Maintenant quels sont les devoirs du citoyen envers l'Etat? Ils sont au nombre de quatre:
I. Obéissance à la loi. Elle est toute naturelle dans une société démocratique puisque la loi a été faite par les citoyens qui doivent l'observer. Mais ici se présente une difficulté; la loi n'a jamais été votée à l'unanimité: la minorité a-t-elle le droit d'y désobéir? Si elle en avait le droit, la société serait à tout instant menacée de dissolution: une sécession pourrait se produire à chaque instant. Mais ceci n'est qu'une considération utilitaire: au point de vue moral, la minorité a-t-elle le droit de ne pas obéir à la loi qu'elle réprouve? Dans tout pays autre qu'une démocratie, évidemment oui, la minorité a le droit de combattre la loi. Mais dans un pays libre ayant à sa disposition tous les moyens d'exprimer ses idées et de devenir demain la majorité, la minorité ne doit pas recourir à la force brutale et à la désobéissance pour faire triompher ses idées.

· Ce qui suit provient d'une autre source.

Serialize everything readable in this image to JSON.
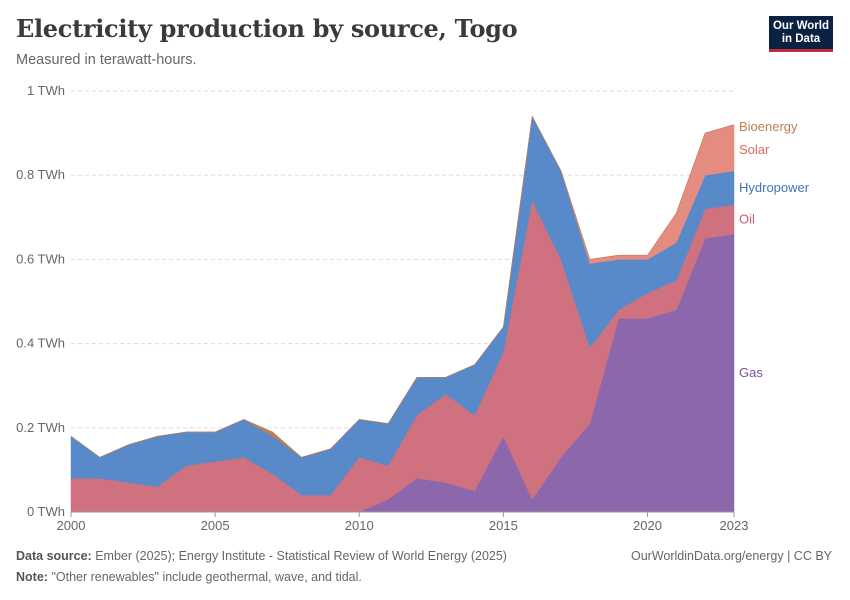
{
  "header": {
    "title": "Electricity production by source, Togo",
    "subtitle": "Measured in terawatt-hours."
  },
  "logo": {
    "line1": "Our World",
    "line2": "in Data"
  },
  "footer": {
    "source_label": "Data source:",
    "source_text": "Ember (2025); Energy Institute - Statistical Review of World Energy (2025)",
    "note_label": "Note:",
    "note_text": "\"Other renewables\" include geothermal, wave, and tidal.",
    "credit": "OurWorldinData.org/energy | CC BY"
  },
  "chart_data": {
    "type": "area",
    "stacked": true,
    "title": "Electricity production by source, Togo",
    "ylabel": "TWh",
    "xlim": [
      2000,
      2023
    ],
    "ylim": [
      0,
      1
    ],
    "x": [
      2000,
      2001,
      2002,
      2003,
      2004,
      2005,
      2006,
      2007,
      2008,
      2009,
      2010,
      2011,
      2012,
      2013,
      2014,
      2015,
      2016,
      2017,
      2018,
      2019,
      2020,
      2021,
      2022,
      2023
    ],
    "x_ticks": [
      {
        "value": 2000,
        "label": "2000"
      },
      {
        "value": 2005,
        "label": "2005"
      },
      {
        "value": 2010,
        "label": "2010"
      },
      {
        "value": 2015,
        "label": "2015"
      },
      {
        "value": 2020,
        "label": "2020"
      },
      {
        "value": 2023,
        "label": "2023"
      }
    ],
    "y_ticks": [
      {
        "value": 0,
        "label": "0 TWh"
      },
      {
        "value": 0.2,
        "label": "0.2 TWh"
      },
      {
        "value": 0.4,
        "label": "0.4 TWh"
      },
      {
        "value": 0.6,
        "label": "0.6 TWh"
      },
      {
        "value": 0.8,
        "label": "0.8 TWh"
      },
      {
        "value": 1,
        "label": "1 TWh"
      }
    ],
    "series": [
      {
        "name": "Gas",
        "color": "#8c67ab",
        "values": [
          0,
          0,
          0,
          0,
          0,
          0,
          0,
          0,
          0,
          0,
          0,
          0.03,
          0.08,
          0.07,
          0.05,
          0.18,
          0.03,
          0.13,
          0.21,
          0.46,
          0.46,
          0.48,
          0.65,
          0.66
        ]
      },
      {
        "name": "Oil",
        "color": "#cf717f",
        "values": [
          0.08,
          0.08,
          0.07,
          0.06,
          0.11,
          0.12,
          0.13,
          0.09,
          0.04,
          0.04,
          0.13,
          0.08,
          0.15,
          0.21,
          0.18,
          0.2,
          0.71,
          0.47,
          0.18,
          0.02,
          0.06,
          0.07,
          0.07,
          0.07
        ]
      },
      {
        "name": "Hydropower",
        "color": "#5889c8",
        "values": [
          0.1,
          0.05,
          0.09,
          0.12,
          0.08,
          0.07,
          0.09,
          0.09,
          0.09,
          0.11,
          0.09,
          0.1,
          0.09,
          0.04,
          0.12,
          0.06,
          0.2,
          0.21,
          0.2,
          0.12,
          0.08,
          0.09,
          0.08,
          0.08
        ]
      },
      {
        "name": "Solar",
        "color": "#e58c80",
        "values": [
          0,
          0,
          0,
          0,
          0,
          0,
          0,
          0,
          0,
          0,
          0,
          0,
          0,
          0,
          0,
          0,
          0,
          0,
          0.01,
          0.01,
          0.01,
          0.07,
          0.1,
          0.11
        ]
      },
      {
        "name": "Bioenergy",
        "color": "#b97f55",
        "values": [
          0,
          0,
          0,
          0,
          0,
          0,
          0,
          0.01,
          0,
          0,
          0,
          0,
          0,
          0,
          0,
          0,
          0,
          0,
          0,
          0,
          0,
          0,
          0,
          0
        ]
      }
    ],
    "legend": [
      {
        "name": "Bioenergy",
        "color": "#b97f55",
        "anchor_value": 0.915
      },
      {
        "name": "Solar",
        "color": "#dd6a5c",
        "anchor_value": 0.86
      },
      {
        "name": "Hydropower",
        "color": "#3f72b8",
        "anchor_value": 0.77
      },
      {
        "name": "Oil",
        "color": "#c85a6c",
        "anchor_value": 0.695
      },
      {
        "name": "Gas",
        "color": "#7a4f9c",
        "anchor_value": 0.33
      }
    ],
    "legend_placement": "right",
    "grid": true
  }
}
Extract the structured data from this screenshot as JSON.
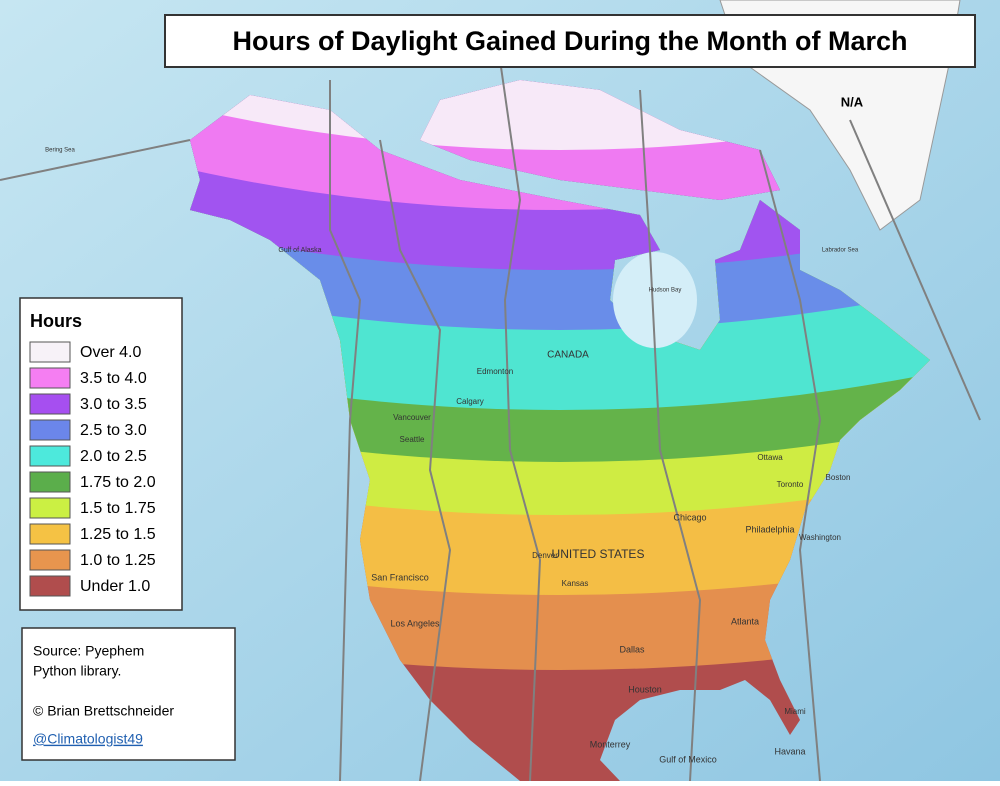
{
  "title": "Hours of Daylight Gained During the Month of March",
  "legend": {
    "title": "Hours",
    "items": [
      {
        "label": "Over 4.0",
        "color": "#f7f2f8"
      },
      {
        "label": "3.5 to 4.0",
        "color": "#f57ef2"
      },
      {
        "label": "3.0 to 3.5",
        "color": "#a64ff0"
      },
      {
        "label": "2.5 to 3.0",
        "color": "#6b86ea"
      },
      {
        "label": "2.0 to 2.5",
        "color": "#4de9dc"
      },
      {
        "label": "1.75 to 2.0",
        "color": "#5bae4b"
      },
      {
        "label": "1.5 to 1.75",
        "color": "#cbf043"
      },
      {
        "label": "1.25 to 1.5",
        "color": "#f5c244"
      },
      {
        "label": "1.0 to 1.25",
        "color": "#e8954e"
      },
      {
        "label": "Under 1.0",
        "color": "#b04d4d"
      }
    ]
  },
  "source": {
    "lines": [
      "Source: Pyephem",
      "Python library."
    ],
    "credit": "© Brian Brettschneider",
    "handle": "@Climatologist49"
  },
  "na_label": "N/A",
  "map_labels": [
    "CANADA",
    "UNITED STATES",
    "Edmonton",
    "Calgary",
    "Vancouver",
    "Seattle",
    "San Francisco",
    "Los Angeles",
    "Denver",
    "Kansas",
    "Chicago",
    "Toronto",
    "Ottawa",
    "Boston",
    "Philadelphia",
    "Washington",
    "Atlanta",
    "Dallas",
    "Houston",
    "Miami",
    "Monterrey",
    "Havana",
    "Gulf of Mexico",
    "Gulf of Alaska",
    "Hudson Bay",
    "Labrador Sea",
    "Bering Sea"
  ]
}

II. Impôts. L'organisation des services publics ne peut se faire qu'avec de l'argent. A qui le demander sinon à ceux qui en profitent, aux citoyens? Ils doivent donc s'imposer, mais ils ne doivent que l'impôt consenti par eux.
III. Service militaire. De tous les impôts le plus noble et le plus obligatoire est celui du sang. Un jour viendra-t-il où les nationalités se fondront dans une République Universelle? C'est possible. Mais pour le moment les hommes sont divisés en sociétés rivales, qui ont souvent à lutter. D'ailleurs il y a guerre toutes les fois qu'un ou plusieurs individus menacent l'existence de la société. Tout crime est une guerre, il faut donc avoir de tout temps une force armée pour réprimer ces petites guerres. L'impôt du sang ne nous semble donc pas être purement temporaire et accidentel. Il est dû par tous sans exception. Toutefois, si la société se trouve suffisamment gardée, si elle juge qu'elle dispose d'assez de soldats, elle peut dispenser du service militaire certaines classes de gens qui paraissent devoir la servir mieux autrement, par exemple les fils de veuves, les aînés d'orphelins. En outre, elle pourra accorder de ces exemptions à ceux qui consacrent leur vie à maintenir dans le pays la haute culture de l'esprit. Il faudra toujours qu'une société cherche à exempter de ce lourd impôt les hommes qui grâce à certaines capacités dûment constatées peuvent servir aux progrès des sciences, des lettres ou des arts.
IV. Vote. Le vote est non seulement un droit pour tout citoyen, mais un devoir. On doit remplir toutes les fonctions qui incombent aux membres de la société; on doit s'occuper des intérêts communs: or c'est par le vote que s'expriment ces intérêts. Le plus souvent on s'abstient de voter pour échapper à des rancunes particulières, ou parce qu'on trouve cela plus commode: l'intérêt général ne doit pas être sacrifié à l'intérêt particulier.